Joe Lapaglia: Days Behind

Frank Omura: Unshaven Face

Shigeto: New Crossings

Warez: Sound

Moodgadget spreads its stylistic wings further than ever before with these four latest EPs. The Ann Arbor-based label has always acted as a bit of a wonderful training ground for new and young talent, some of whom presented strong individualized identities from the get-go (e.g., Benoit Pioulard). Others are captured in the midst of development as they work towards finding their own voices and divesting themselves of other artists' influences.

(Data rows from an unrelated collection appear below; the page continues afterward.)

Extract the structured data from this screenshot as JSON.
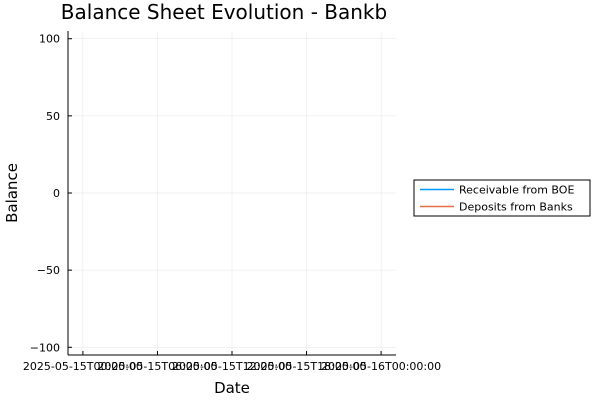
{
  "chart_data": {
    "type": "line",
    "title": "Balance Sheet Evolution - Bankb",
    "xlabel": "Date",
    "ylabel": "Balance",
    "x_ticks": [
      "2025-05-15T00:00:00",
      "2025-05-15T06:00:00",
      "2025-05-15T12:00:00",
      "2025-05-15T18:00:00",
      "2025-05-16T00:00:00"
    ],
    "xlim": [
      "2025-05-14T22:48:00",
      "2025-05-16T01:12:00"
    ],
    "y_ticks": [
      -100,
      -50,
      0,
      50,
      100
    ],
    "ylim": [
      -105,
      105
    ],
    "grid": true,
    "legend_position": "outer-right",
    "series": [
      {
        "name": "Receivable from BOE",
        "color": "#009AFA",
        "x": [],
        "y": []
      },
      {
        "name": "Deposits from Banks",
        "color": "#E36F47",
        "x": [],
        "y": []
      }
    ]
  }
}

The biggest surprise of the four has to be Joe Lapaglia's Day Behind: who'd thought Moodgadget would issue an EP of straight-up acoustic folk tunes? Lapaglia's material was discovered through his association with Reid Dunn (Wisp, Entsounds), his musical partner in Silver Morning. The EP's dominated by quiet murder ballads bolstered by Lapaglia's smoky quiver and his obvious melodic gifts. “Birds Flew By” pairs his effortlessly soaring voice with an aggressive mix of acoustic guitar and mandolin playing while the haunting waltz “Shaking Ghosts” couples his soft murmur with the distant cry of an electric guitar. Two pretty instrumental meditations, “Lights in the Road” and “Someplace Far,” offer peaceful diversions from the vocal tracks.

Shigeto (real name Zach Saginaw) serves up multi-layered electronic gleam on New Crossings with the material encompassing rhythmic workouts and ambient evocations. Arovane's an obvious though not inappropriate reference point for the atmospheric electronica of “May” and the hyperactive mix of entrancing synth melodies and rambunctious beats that enlivens “Helicopters in the Sky.” Coupling surging waves of static-encrusted flow with an insistently clicking 4/4 beat pattern, “Evergreen” opts for deeply textured ambient tech-house while the slightly more intense “Winter Thaw” spikes its multi-dimensional flow with an injection of rollicking funk. Saginaw saves the most dramatic and epic excursion for last (“New Crossings”) on this solid twenty-four-minute outing.

Strong too is Frank Omura's Unshaven Face, a pile-driving plunge into Audion-Kompakt-James T Cotton territory. All five of the EP's cuts storm in one way or another, from the thrust and throb of “The Juggernaut Addition” to the surging acid-schaffel of “Day Colliders.” The insane “I'll Have You” really tears up the pavement with rabid drum machine chatter and detonating acid roar while “Music To Make Robots To” opts to scatter Monolake-styled billiard balls over the tune's naturally more mechanical groove. That's only half the fun, however, as the track's second half grows progressively more deranged and out-of-control in its pursuit of Audion-inflected dynamism.

Brash and confident in its production design, Warez's Sound merges downtempo beat propulsion rooted in funk and hip-hop, dense synth-heavy melodic weaves, Daedelus-styled irreverence, and sliced'n'diced soul vocals into an eleven-track futurama. An uplifting vibe permeates the material with Warez diving into laid-back hip-hop crate-digging (“Sweeten My Dream: Midnight”) and lush electro-funk-hop (“Sanctuary”) at one moment and tight bass-heavy workouts (“Ascension”) and sweetly buoyant electro-funk (“I'll Take You There”) the next. While there's a hint of Burial in the chopped vocals that swim through a picturesque pool of slippery head-nod and electro-synth intertwine in “Soul Pop” and “My Stylish Black Friends,” Sound's fresh tracks offer no shortage of tasty material to sink one's teeth into.